Scenario 1: The CISO Who Banned AI (15 min)
Setup: A CISO has blocked all AI tools after reading about data leakage. Employees are frustrated.
Your objective: Position Workforce AI Security as the path from "block everything" to "govern and enable."
Key points:
- Blocking creates shadow AI — employees use personal devices
- Governance with visibility is more effective than prohibition
- Start with Detect mode to understand current state
- Redact mode allows AI usage while stripping sensitive data
Scenario 2: The AI Application Builder (15 min)
Setup: A dev team is building an internal AI assistant for their SOC. The security team is concerned about prompt injection but doesn't understand it.
Your objective: Explain prompt injection in plain language, demonstrate it, and position AI Guardrails.
Key points:
- Prompt injection is a new attack class — WAFs don't catch it
- Live demo: show an injection being blocked
- Inbound + outbound scanning protects both input and output
- Latency: ~30ms is invisible compared to LLM generation
Scenario 3: The AI-First SOC (10 min)
Setup: A large enterprise is deploying AI agents for tier-1 SOC tasks: alert triage, enrichment, response. They want agents to access SIEM, EDR, and firewall APIs.

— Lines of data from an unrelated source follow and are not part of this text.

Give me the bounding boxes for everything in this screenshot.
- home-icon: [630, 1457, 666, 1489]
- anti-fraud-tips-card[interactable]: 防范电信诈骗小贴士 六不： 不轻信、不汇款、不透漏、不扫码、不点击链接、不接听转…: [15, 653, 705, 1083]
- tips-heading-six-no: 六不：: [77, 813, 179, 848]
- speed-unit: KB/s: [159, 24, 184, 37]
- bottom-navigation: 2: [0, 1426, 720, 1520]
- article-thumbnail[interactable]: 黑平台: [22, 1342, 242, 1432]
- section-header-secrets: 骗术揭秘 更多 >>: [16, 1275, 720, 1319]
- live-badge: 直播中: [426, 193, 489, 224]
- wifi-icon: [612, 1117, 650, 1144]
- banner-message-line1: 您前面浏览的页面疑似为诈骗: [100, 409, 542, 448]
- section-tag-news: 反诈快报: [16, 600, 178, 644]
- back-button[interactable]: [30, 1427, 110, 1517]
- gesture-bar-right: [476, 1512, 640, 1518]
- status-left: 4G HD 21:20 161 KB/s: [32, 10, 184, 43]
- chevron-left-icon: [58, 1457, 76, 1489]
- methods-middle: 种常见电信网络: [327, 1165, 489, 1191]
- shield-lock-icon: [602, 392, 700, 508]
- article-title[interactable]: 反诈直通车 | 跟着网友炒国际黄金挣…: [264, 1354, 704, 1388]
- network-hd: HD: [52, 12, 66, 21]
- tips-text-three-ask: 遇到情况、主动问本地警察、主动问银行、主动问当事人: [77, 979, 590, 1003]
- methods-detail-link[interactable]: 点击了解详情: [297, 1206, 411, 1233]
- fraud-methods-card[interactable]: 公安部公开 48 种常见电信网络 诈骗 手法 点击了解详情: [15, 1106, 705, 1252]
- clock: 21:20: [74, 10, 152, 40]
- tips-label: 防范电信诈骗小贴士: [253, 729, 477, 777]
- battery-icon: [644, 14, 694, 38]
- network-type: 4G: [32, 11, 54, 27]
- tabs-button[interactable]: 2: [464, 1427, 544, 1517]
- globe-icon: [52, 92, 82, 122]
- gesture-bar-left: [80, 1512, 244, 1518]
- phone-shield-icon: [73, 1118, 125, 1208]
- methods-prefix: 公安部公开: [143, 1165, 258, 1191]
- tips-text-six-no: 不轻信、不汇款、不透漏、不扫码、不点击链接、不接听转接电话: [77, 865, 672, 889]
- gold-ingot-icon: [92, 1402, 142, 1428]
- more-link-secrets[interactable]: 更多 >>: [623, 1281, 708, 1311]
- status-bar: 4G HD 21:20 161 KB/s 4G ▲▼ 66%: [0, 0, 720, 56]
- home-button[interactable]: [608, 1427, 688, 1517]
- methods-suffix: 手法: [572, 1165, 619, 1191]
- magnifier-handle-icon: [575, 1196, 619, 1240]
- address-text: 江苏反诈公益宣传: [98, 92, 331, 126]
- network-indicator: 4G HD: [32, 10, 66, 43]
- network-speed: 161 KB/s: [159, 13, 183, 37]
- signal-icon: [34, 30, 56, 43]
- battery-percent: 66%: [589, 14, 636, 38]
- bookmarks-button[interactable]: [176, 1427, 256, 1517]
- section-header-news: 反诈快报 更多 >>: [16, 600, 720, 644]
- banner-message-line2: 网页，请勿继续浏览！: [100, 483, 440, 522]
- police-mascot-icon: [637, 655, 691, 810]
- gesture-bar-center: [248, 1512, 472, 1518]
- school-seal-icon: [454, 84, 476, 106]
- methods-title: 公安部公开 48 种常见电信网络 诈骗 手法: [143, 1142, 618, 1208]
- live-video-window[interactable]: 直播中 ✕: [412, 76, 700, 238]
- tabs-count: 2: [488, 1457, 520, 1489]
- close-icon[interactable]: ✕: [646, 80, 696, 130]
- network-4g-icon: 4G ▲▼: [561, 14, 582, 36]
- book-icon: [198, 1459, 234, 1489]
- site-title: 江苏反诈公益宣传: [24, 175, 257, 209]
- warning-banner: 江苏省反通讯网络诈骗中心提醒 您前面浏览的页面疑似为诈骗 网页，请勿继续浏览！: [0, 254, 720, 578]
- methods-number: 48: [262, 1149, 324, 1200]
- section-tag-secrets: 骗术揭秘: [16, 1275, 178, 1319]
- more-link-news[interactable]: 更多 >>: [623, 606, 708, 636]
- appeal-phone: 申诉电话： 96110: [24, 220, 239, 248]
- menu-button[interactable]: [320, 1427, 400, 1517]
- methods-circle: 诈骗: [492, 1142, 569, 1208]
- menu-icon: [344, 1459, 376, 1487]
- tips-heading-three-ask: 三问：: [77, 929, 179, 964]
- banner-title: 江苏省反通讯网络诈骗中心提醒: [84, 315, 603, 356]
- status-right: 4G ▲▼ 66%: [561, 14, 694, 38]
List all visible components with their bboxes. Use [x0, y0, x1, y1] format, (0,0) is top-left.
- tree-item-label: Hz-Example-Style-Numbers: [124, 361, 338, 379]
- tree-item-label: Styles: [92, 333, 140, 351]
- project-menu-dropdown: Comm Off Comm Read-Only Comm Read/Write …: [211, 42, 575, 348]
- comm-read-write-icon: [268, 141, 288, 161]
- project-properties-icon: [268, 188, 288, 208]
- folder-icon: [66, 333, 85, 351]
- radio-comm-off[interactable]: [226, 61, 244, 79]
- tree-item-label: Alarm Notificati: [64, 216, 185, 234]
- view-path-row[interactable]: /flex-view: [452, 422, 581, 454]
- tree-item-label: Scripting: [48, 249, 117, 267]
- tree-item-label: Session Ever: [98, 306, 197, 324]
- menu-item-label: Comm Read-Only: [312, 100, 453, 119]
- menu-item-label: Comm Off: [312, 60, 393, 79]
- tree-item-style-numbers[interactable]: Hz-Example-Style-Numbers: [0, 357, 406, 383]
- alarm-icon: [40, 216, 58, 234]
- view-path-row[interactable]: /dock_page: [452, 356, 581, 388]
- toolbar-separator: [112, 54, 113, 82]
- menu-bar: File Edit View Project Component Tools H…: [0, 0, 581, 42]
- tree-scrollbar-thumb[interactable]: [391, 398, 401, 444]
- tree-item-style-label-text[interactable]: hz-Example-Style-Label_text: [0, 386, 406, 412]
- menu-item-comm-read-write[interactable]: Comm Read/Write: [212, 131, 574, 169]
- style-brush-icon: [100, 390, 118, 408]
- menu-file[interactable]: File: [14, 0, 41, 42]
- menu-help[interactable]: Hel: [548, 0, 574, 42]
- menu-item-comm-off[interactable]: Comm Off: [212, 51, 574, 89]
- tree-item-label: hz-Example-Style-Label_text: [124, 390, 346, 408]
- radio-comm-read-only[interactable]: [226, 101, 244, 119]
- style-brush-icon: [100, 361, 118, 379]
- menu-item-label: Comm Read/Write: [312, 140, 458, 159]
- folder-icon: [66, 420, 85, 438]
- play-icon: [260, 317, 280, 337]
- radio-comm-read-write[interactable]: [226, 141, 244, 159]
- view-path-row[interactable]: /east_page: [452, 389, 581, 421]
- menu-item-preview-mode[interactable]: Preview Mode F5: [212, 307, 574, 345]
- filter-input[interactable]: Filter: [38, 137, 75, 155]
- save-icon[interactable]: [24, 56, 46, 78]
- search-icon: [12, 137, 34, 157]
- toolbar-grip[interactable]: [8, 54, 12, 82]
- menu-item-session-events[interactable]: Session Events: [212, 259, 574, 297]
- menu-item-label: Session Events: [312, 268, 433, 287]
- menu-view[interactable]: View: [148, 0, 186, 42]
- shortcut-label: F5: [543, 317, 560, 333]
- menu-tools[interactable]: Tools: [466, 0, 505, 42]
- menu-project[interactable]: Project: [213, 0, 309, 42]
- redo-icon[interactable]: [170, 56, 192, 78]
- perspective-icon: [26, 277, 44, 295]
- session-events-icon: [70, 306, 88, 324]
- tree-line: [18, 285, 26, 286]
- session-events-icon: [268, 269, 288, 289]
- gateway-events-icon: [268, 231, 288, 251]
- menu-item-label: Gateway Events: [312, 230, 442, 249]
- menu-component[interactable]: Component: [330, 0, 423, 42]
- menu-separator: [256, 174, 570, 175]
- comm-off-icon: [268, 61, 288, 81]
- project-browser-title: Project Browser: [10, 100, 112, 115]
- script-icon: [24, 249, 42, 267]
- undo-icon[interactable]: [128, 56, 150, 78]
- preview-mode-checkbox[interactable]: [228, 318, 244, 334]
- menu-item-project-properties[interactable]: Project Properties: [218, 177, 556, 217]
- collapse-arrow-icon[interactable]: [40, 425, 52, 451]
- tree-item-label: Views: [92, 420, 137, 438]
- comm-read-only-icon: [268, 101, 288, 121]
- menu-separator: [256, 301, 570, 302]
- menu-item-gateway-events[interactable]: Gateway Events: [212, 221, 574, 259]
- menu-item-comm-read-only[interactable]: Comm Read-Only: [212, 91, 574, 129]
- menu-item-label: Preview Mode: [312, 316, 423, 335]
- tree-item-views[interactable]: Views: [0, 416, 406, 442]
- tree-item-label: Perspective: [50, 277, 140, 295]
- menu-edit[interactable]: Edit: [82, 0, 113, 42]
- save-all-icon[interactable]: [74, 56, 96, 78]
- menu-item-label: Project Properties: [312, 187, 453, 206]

Your objective: Position AI Agent Security and explain least-privilege for agents.
Key points:
- Agent ≠ chatbot — autonomous action changes the security model
- MCP is the emerging standard — every connection is a capability grant
- Monitor first (Detect mode), then enforce
- The blast radius question: "If compromised, what's the worst it could do?"
Think Deeper
The CISO asks: 'Can you guarantee no data will leak to AI tools?' What's the honest answer?